Thursday, May 01, 2014

Milan: Furniture Fair - Palazzo Clerici: Caesarstone – Studio Formafantasma – WWMPIII – Golran



  

Photograph by Tom Mannion courtesy Caesarstone

Palazzo Clerici: Caesarstone. Caesarstone presented at Palazzo Clerici Islands designed by Raw-Edges Design Studio, an interactive installation focusing on food and dining within the domestic environment.





Caesarstone – Raw Edges Design Studio.  A unique food concept, designed by Raw Edges in collaboration with French/American chef Alice Delcourt, further explores the installation's design concept and brings it to life by engaging with the audience and highlighting the enjoyment and significance of preparing food in a Caesarstone kitchen.

Caesarstone.  Chef Alice Delcourt, of Italy’s Erba Brusca, who collaborated on the project, developed a concept menu prepared on site, demonstrating the fundamental synergy between the cook and chef, food and utensils, and the overriding interaction with the surface of the kitchen.

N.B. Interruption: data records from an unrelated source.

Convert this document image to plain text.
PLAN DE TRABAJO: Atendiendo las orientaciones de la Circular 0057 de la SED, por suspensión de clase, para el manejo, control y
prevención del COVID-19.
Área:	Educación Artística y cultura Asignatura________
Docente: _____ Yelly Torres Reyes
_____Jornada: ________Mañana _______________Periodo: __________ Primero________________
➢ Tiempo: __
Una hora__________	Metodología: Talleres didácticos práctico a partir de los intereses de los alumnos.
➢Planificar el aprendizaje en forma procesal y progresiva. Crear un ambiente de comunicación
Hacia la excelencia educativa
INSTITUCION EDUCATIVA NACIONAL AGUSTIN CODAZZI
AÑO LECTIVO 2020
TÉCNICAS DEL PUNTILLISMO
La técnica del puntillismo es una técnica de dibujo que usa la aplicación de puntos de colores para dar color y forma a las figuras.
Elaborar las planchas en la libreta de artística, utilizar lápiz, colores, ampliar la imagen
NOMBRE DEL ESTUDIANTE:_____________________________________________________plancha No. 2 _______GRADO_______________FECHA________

Seen at Palazzo Clerici Sam Baron

Palazzo Clerici: Sutdio Formafantasma – de Natura Fossilium. "Mount Etna is a mine without miners – it is excavating itself to expose its raw materials."  Studio Formafantasma, in collaboration with Gallery Libby Sellers, presented at Palazzo Clerici ‘De Natura Fossilium’, an investigation into the culture of lava in the Mount Etna and Stromboli regions of Sicily, two of the last active volcanoes in Europe.   With ‘De Natura Fossilium’ Studio Formafantasma investigates the cultures surrounding this particularly Sicilian experience to bring both the landscape and the forces of nature together as facilities for production. From the more familiar use of basalt stone to their extreme experiments with lava in the production of glass and the use of volcanic fibers for textile, Formafantasma’s explorations and the resulting objects realize the full potential of the lava as a material for design.
Above. Big Pillar, In homage to Ettore Sottsass, the great maestro of Italian design and an avid frequenter of the volcanic Aeolian islands.

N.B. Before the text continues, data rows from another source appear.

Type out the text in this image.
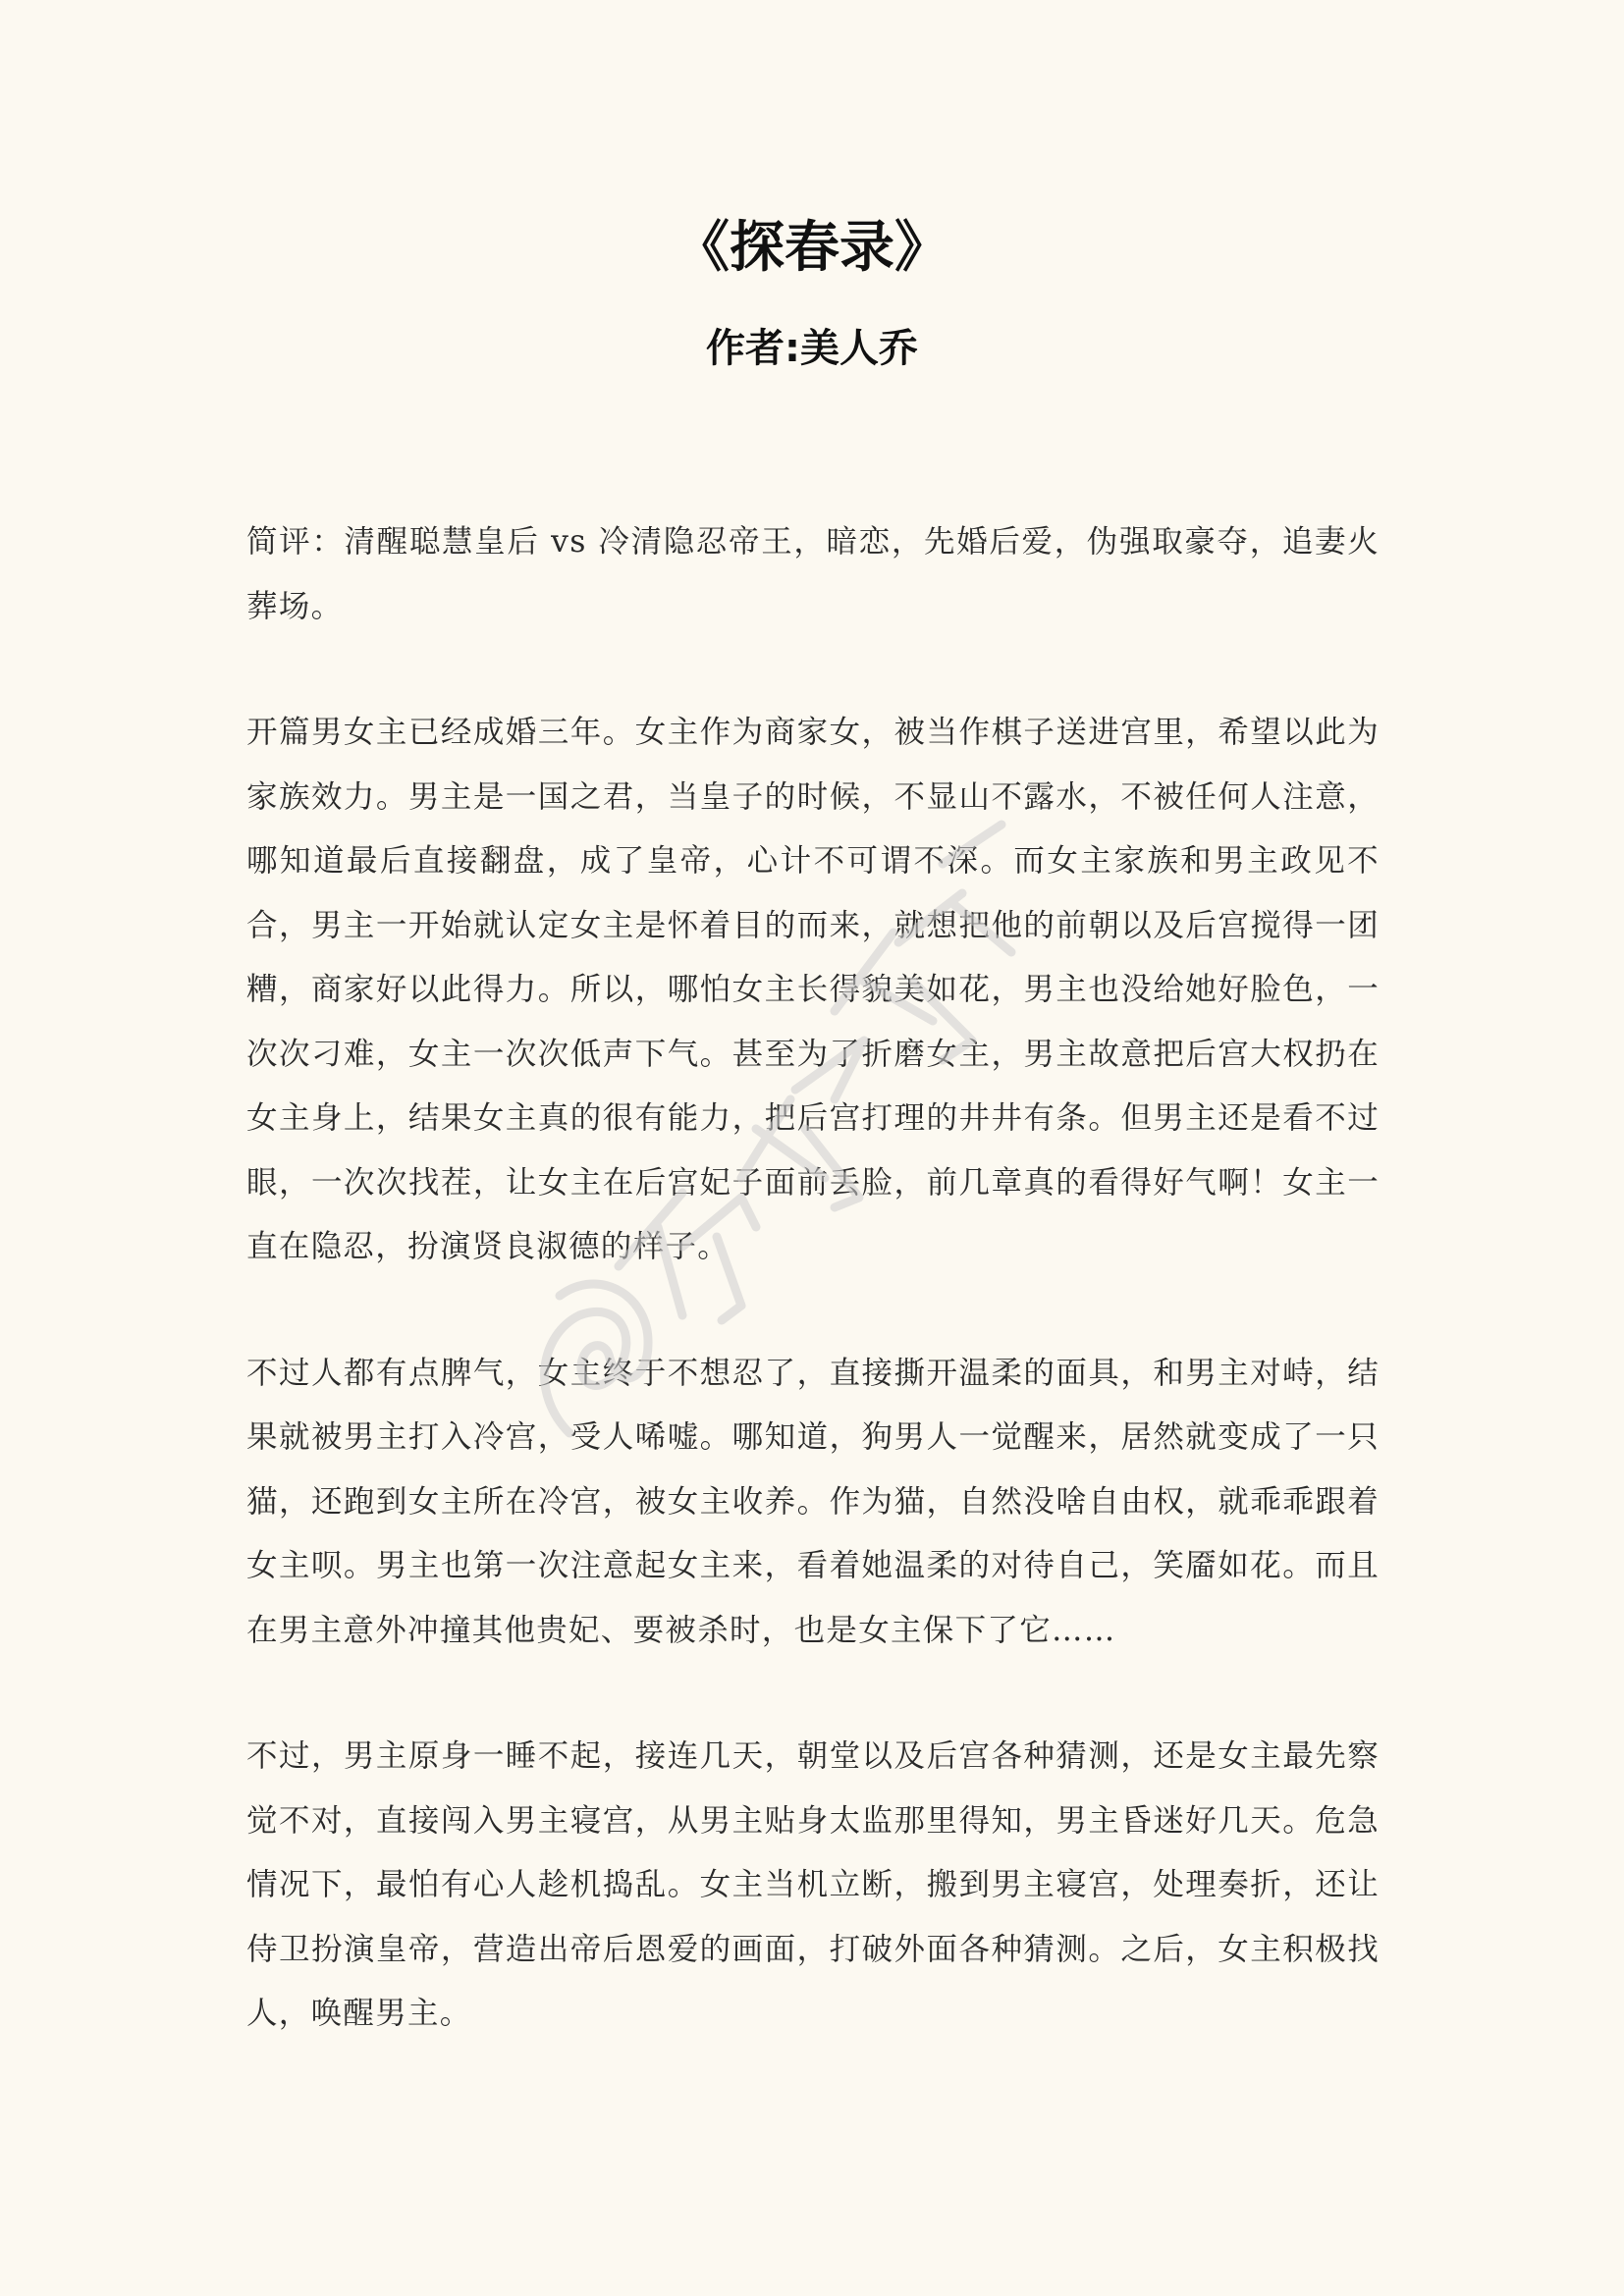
《探春录》
作者:美人乔

简评：清醒聪慧皇后 vs 冷清隐忍帝王，暗恋，先婚后爱，伪强取豪夺，追妻火葬场。

开篇男女主已经成婚三年。女主作为商家女，被当作棋子送进宫里，希望以此为家族效力。男主是一国之君，当皇子的时候，不显山不露水，不被任何人注意，哪知道最后直接翻盘，成了皇帝，心计不可谓不深。而女主家族和男主政见不合，男主一开始就认定女主是怀着目的而来，就想把他的前朝以及后宫搅得一团糟，商家好以此得力。所以，哪怕女主长得貌美如花，男主也没给她好脸色，一次次刁难，女主一次次低声下气。甚至为了折磨女主，男主故意把后宫大权扔在女主身上，结果女主真的很有能力，把后宫打理的井井有条。但男主还是看不过眼，一次次找茬，让女主在后宫妃子面前丢脸，前几章真的看得好气啊！女主一直在隐忍，扮演贤良淑德的样子。

不过人都有点脾气，女主终于不想忍了，直接撕开温柔的面具，和男主对峙，结果就被男主打入冷宫，受人唏嘘。哪知道，狗男人一觉醒来，居然就变成了一只猫，还跑到女主所在冷宫，被女主收养。作为猫，自然没啥自由权，就乖乖跟着女主呗。男主也第一次注意起女主来，看着她温柔的对待自己，笑靥如花。而且在男主意外冲撞其他贵妃、要被杀时，也是女主保下了它……

不过，男主原身一睡不起，接连几天，朝堂以及后宫各种猜测，还是女主最先察觉不对，直接闯入男主寝宫，从男主贴身太监那里得知，男主昏迷好几天。危急情况下，最怕有心人趁机捣乱。女主当机立断，搬到男主寝宫，处理奏折，还让侍卫扮演皇帝，营造出帝后恩爱的画面，打破外面各种猜测。之后，女主积极找人，唤醒男主。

 Studio Formafantasma’s Simone Farresin and Andrea Trimarchi


Studio Formafantasma – de Natura Fossilium. Geometric volumes have been carved from basalt and combined with fissure-like structural brass elements to produce stools, coffee tables and a clock.


Palazzo Clerici: Bart Hess -WWMP III - Work With Me People, part III. Bart Hess, the Dutch designer known for combining material studies, animation and photography in a surrealist manner, together with Work With Me People (part III) in collaboration with Mu Eindhoven, invited the audience for an intensive collaboration, creating new fabrics for Bart’s 'high end' clients in the fashion world. “Would you like to lend us a hand stamping rubber scales that may soon be appearing on the catwalks at Milan or Paris?” he asked.



Bart Hess - WWMP III.  Hess’s futuristic materials and textures often blur the boundary between textile and skin, human and new species, which has seen him design for the likes of Lady Gaga and Lucy McRae to name a few.

Palazzo Clerici:  Golran.  The Golan carpet Lake Collection designed by Raw Edges Design Studio was conceived as a second reading of the Persian rug.  It takes its inspiration from the lenticular Israeli artist Yaacov Agam who, together with Victor Vasarely, revolutionized the world of optic perception in art.
 An iridescent collection, capable of moving from the vivid colors of daytime to the less bright shades of the evening, just like the mirror of water of a lake, “agam” in Hebrew, changes its reflection.  As the designers explain: “Imagine a rug that looks very vivid and colorful when you leave home, but the very same rug will appear more relaxing and calming when coming back from work. It is like having two approaches for one thing, two different ways to look at it but then when standing at the right place, you could actually see the whole picture. This may sound like illusion confusion but it is all based on existing op-art lenticular technique that thanks to Golran, and their craftsmen in Nepal, has been translated into marvelous rug making. The graphic of the first series is based on traditional Kilim, but here in varying heights of pile technique”.